Can AI pick better founders than VCs? Oxford's VC Bench study says yes — but the debate is nuanced
Sep 19, 2025
Key Points
- Oxford's VC Bench study claims large language models reach 80% accuracy predicting founder success versus 23% for tier-one VCs, but the anonymized dataset may contain enough pattern signals that models simply recognize founders without names attached.
- Venture capital's core value lies in accessing whisper networks and contextual information never in public training data, not pattern matching alone, making AI's predictive edge on historical data structurally irrelevant to real deal-making.
- LLMs function as consensus machines that would have incorrectly predicted against defense tech adoption in 2017 based on public sentiment, leaving them systematically blind to contrarian bets and market discontinuities.
Summary
Oxford's VC Bench study claims large language models outperform venture capitalists at predicting founder success, with DeepSeek Chat reaching 80% accuracy compared to tier-one VCs at 23%. Andre Horowitz recently argued on the A16Z podcast that venture capital may be one of the last professions AI cannot displace, precisely because it requires living, breathing human judgment. The Oxford paper appears to directly challenge that thesis.
Measurement problems
The benchmark uses 9,000 anonymized founder profiles labeled as success or failure based on whether founders exited, went public, or raised over $500 million. The anonymization itself becomes suspect. It is unclear whether the profiles contain enough signal to truly measure what makes a founder great while remaining sufficiently disguised that an LLM cannot simply recognize patterns—like identifying someone as Mark Zuckerberg without the name attached and predicting success accordingly.

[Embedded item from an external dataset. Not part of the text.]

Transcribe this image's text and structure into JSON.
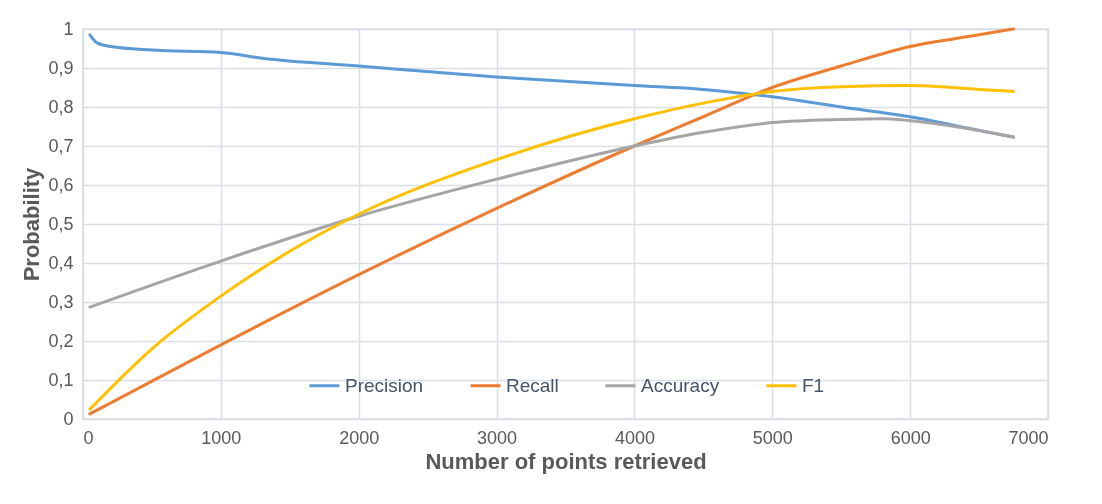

Pattern matching is not the VC job
The real work in venture capital is twofold: identifying great founders and winning allocation at the specific moment when capital matters most. Finding the next Mark Zuckerberg is harder than finding Mark Zuckerberg. Paul Graham met a founder who literally resembled Zuckerberg, attended Harvard, dropped out, and checked every visible box. Graham wrote the check. It was one of his worst investments. Pattern matching fails when it matters most.

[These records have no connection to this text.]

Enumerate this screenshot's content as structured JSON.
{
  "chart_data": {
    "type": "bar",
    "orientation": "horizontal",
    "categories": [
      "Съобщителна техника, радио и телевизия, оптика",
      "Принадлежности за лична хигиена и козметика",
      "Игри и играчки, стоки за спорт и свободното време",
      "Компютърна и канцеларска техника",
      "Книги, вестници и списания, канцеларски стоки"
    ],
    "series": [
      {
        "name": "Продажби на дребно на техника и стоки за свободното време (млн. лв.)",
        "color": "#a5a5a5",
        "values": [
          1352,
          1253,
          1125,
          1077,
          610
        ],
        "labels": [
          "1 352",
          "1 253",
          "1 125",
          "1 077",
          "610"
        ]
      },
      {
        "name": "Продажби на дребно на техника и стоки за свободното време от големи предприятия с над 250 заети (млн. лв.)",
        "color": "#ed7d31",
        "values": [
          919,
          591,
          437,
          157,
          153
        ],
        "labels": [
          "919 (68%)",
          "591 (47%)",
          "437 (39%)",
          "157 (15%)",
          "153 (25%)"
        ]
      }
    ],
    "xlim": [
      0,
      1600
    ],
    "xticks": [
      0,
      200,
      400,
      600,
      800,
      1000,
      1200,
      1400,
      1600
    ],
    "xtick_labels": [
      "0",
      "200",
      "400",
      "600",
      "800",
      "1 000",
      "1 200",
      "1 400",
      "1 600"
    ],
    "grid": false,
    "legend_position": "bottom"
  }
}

Venture decisions rest on secrets—information that never reaches public training data. Whisper networks, personal relationships, and the unwritten context of why a founder will succeed in a specific moment are not facts on the internet. They exist in business partnerships and inside knowledge. An LLM, by definition, cannot access what it was never trained on.

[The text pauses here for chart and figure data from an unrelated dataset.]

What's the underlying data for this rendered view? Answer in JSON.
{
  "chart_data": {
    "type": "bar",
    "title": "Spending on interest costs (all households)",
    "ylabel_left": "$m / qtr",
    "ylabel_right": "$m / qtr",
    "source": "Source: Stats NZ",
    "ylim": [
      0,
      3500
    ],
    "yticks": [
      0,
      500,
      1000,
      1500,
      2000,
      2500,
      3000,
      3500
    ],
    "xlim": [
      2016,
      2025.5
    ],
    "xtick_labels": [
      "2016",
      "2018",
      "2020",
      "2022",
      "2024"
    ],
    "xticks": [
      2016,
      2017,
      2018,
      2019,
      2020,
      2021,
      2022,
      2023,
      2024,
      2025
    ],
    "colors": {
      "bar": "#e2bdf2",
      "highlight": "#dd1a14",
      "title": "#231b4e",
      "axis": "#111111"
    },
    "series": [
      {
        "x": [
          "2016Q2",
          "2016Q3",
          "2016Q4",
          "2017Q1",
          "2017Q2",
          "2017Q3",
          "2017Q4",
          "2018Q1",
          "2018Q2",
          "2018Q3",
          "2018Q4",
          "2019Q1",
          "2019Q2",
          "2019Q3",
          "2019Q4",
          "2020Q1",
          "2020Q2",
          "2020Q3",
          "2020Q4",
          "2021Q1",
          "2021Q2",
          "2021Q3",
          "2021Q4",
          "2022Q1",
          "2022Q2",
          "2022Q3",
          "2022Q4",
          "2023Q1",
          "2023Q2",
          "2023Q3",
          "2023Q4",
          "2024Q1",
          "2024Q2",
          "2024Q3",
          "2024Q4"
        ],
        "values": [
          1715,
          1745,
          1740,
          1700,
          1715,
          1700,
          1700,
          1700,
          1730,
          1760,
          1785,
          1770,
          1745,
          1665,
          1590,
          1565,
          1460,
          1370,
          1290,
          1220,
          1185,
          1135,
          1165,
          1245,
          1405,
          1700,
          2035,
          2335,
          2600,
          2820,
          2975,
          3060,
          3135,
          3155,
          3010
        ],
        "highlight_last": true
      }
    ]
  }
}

LLMs are consensus machines, not contrarians
In 2017, a model asked whether bright people in Silicon Valley would embrace defense tech in seven years would have predicted no, because public sentiment and Google engineer protests were the loudest signals in the training data. The actual trend reversed. The model would have been systematically wrong precisely because it reflects average opinion rather than predicting discontinuities.
The darker read
Maybe the average LLM performance here simply reflects that the current VC industry itself operates at the level of the average Redditor deploying capital. In that case, beating tier-one VCs at 23% is not a victory for AI, but an indictment of modern venture capital.